Diversifying selection observed in placebo but not vaccine recipients. The number of sites under purifying and diversifying selection per participant is shown for vaccine (red) and placebo (blue) recipients at (A) diagnosis and (B) 6 months post-diagnosis. (C) Per-participant sites under selection at 6 months post-diagnosis in Env-gp120 and Env-gp41. Significant pairwise differences are indicated with the associated P-value (Student’s t test).

Figure 5.

The lack of neutralization breadth in vaccine recipients was not associated with the number of potential escape mutations at Ab contact sites. Scatterplots of the neutralization breadth (measured 3 years after diagnosis) against the number of mutations at Ab contact sites in sequences from vaccine (n = 18, red) and placebo (n = 39, blue) recipients. Dashed lines indicate the threshold for broad neutralization breadth (70 per cent of viruses). Mutations are scored based on (A) sequences sampled at diagnosis compared to the CRF01_AE consensus and (B) sequences sampled 6 months later and compared to those sampled at diagnosis. Participants with homogeneous founder populations are shown with closed circles, and those with heterogeneous founders with open circles.

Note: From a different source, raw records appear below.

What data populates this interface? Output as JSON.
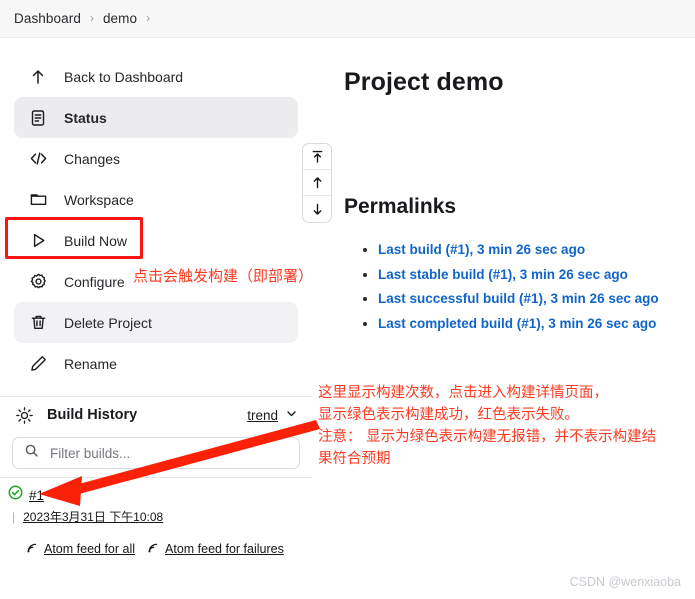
{
  "breadcrumb": {
    "items": [
      {
        "label": "Dashboard"
      },
      {
        "label": "demo"
      }
    ],
    "separator": "›"
  },
  "sidebar": {
    "items": [
      {
        "label": "Back to Dashboard",
        "icon": "arrow-up-icon",
        "state": "normal"
      },
      {
        "label": "Status",
        "icon": "document-icon",
        "state": "active"
      },
      {
        "label": "Changes",
        "icon": "code-icon",
        "state": "normal"
      },
      {
        "label": "Workspace",
        "icon": "folder-icon",
        "state": "normal"
      },
      {
        "label": "Build Now",
        "icon": "play-icon",
        "state": "boxed"
      },
      {
        "label": "Configure",
        "icon": "gear-icon",
        "state": "normal"
      },
      {
        "label": "Delete Project",
        "icon": "trash-icon",
        "state": "hover"
      },
      {
        "label": "Rename",
        "icon": "pencil-icon",
        "state": "normal"
      }
    ]
  },
  "build_history": {
    "title": "Build History",
    "icon": "sun-icon",
    "trend_label": "trend",
    "filter": {
      "placeholder": "Filter builds...",
      "value": "",
      "icon": "search-icon"
    },
    "builds": [
      {
        "number": "#1",
        "status": "success",
        "status_icon": "check-circle-icon",
        "date": "2023年3月31日 下午10:08"
      }
    ],
    "feeds": [
      {
        "label": "Atom feed for all",
        "icon": "rss-icon"
      },
      {
        "label": "Atom feed for failures",
        "icon": "rss-icon"
      }
    ],
    "scroll_buttons": [
      {
        "name": "scroll-to-top",
        "icon": "arrow-up-bar-icon"
      },
      {
        "name": "scroll-up",
        "icon": "arrow-up-icon"
      },
      {
        "name": "scroll-down",
        "icon": "arrow-down-icon"
      }
    ]
  },
  "main": {
    "page_title": "Project demo",
    "permalinks_heading": "Permalinks",
    "permalinks": [
      {
        "label": "Last build (#1), 3 min 26 sec ago"
      },
      {
        "label": "Last stable build (#1), 3 min 26 sec ago"
      },
      {
        "label": "Last successful build (#1), 3 min 26 sec ago"
      },
      {
        "label": "Last completed build (#1), 3 min 26 sec ago"
      }
    ]
  },
  "annotations": {
    "build_now": "点击会触发构建（即部署）",
    "build_history_line1": "这里显示构建次数，点击进入构建详情页面，",
    "build_history_line2": "显示绿色表示构建成功，红色表示失败。",
    "build_history_line3": "注意： 显示为绿色表示构建无报错，并不表示构建结",
    "build_history_line4": "果符合预期"
  },
  "watermark": "CSDN @wenxiaoba",
  "colors": {
    "annotation_red": "#fc3b22",
    "box_red": "#fb1414",
    "link_blue": "#1265c8",
    "success_green": "#17a81a",
    "breadcrumb_bg": "#f7f7f8"
  }
}
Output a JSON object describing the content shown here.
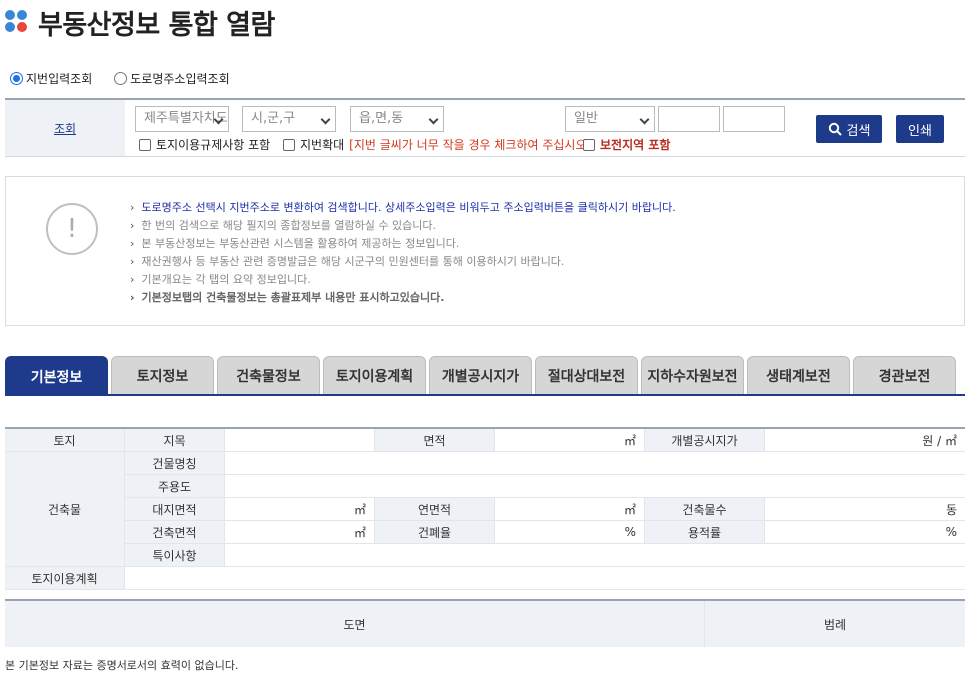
{
  "title": "부동산정보 통합 열람",
  "radios": [
    {
      "label": "지번입력조회",
      "checked": true
    },
    {
      "label": "도로명주소입력조회",
      "checked": false
    }
  ],
  "search": {
    "label": "조회",
    "sido": "제주특별자치도",
    "sigungu": "시,군,구",
    "eupmyeondong": "읍,면,동",
    "type": "일반",
    "check_landuse": "토지이용규제사항 포함",
    "check_enlarge": "지번확대",
    "enlarge_hint": "[지번 글씨가 너무 작을 경우 체크하여 주십시오]",
    "check_preserve": "보전지역 포함",
    "search_btn": "검색",
    "print_btn": "인쇄"
  },
  "info": {
    "icon": "!",
    "lines": [
      "도로명주소 선택시 지번주소로 변환하여 검색합니다. 상세주소입력은 비워두고 주소입력버튼을 클릭하시기 바랍니다.",
      "한 번의 검색으로 해당 필지의 종합정보를 열람하실 수 있습니다.",
      "본 부동산정보는 부동산관련 시스템을 활용하여 제공하는 정보입니다.",
      "재산권행사 등 부동산 관련 증명발급은 해당 시군구의 민원센터를 통해 이용하시기 바랍니다.",
      "기본개요는 각 탭의 요약 정보입니다.",
      "기본정보탭의 건축물정보는 총괄표제부 내용만 표시하고있습니다."
    ]
  },
  "tabs": [
    "기본정보",
    "토지정보",
    "건축물정보",
    "토지이용계획",
    "개별공시지가",
    "절대상대보전",
    "지하수자원보전",
    "생태계보전",
    "경관보전"
  ],
  "table": {
    "land": "토지",
    "jimok": "지목",
    "area": "면적",
    "area_unit": "㎡",
    "price": "개별공시지가",
    "price_unit": "원 / ㎡",
    "building": "건축물",
    "bldg_name": "건물명칭",
    "main_use": "주용도",
    "site_area": "대지면적",
    "site_area_unit": "㎡",
    "total_area": "연면적",
    "total_area_unit": "㎡",
    "bldg_count": "건축물수",
    "bldg_count_unit": "동",
    "bldg_area": "건축면적",
    "bldg_area_unit": "㎡",
    "coverage": "건폐율",
    "coverage_unit": "%",
    "far": "용적률",
    "far_unit": "%",
    "special": "특이사항",
    "land_use_plan": "토지이용계획"
  },
  "map": {
    "drawing": "도면",
    "legend": "범례"
  },
  "footer": "본 기본정보 자료는 증명서로서의 효력이 없습니다."
}
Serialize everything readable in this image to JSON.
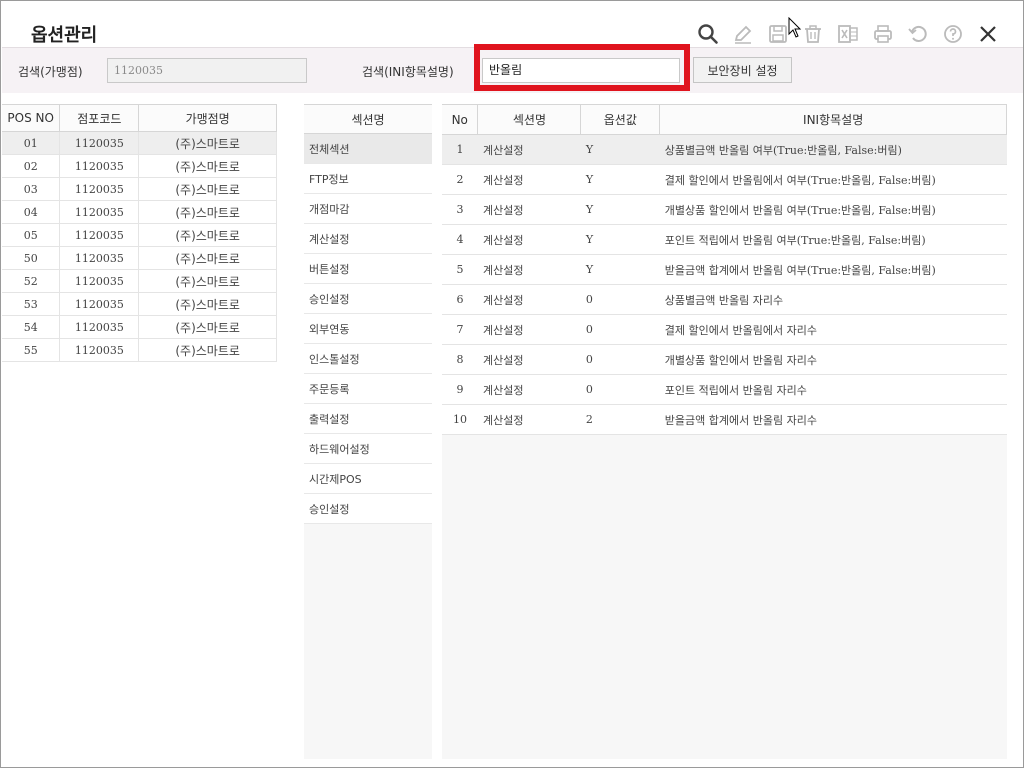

Best-fit linear regressions are shown (solid lines) along with R² and P-values. (C) Boxplot of neutralization breadth measured 1 year and 3 years post-diagnosis for participants infected with homogeneous or heterogeneous founders. A significant pairwise difference seen with neutralization data obtained 3 years post-diagnosis is indicated with the associated P-value (Student’s t test).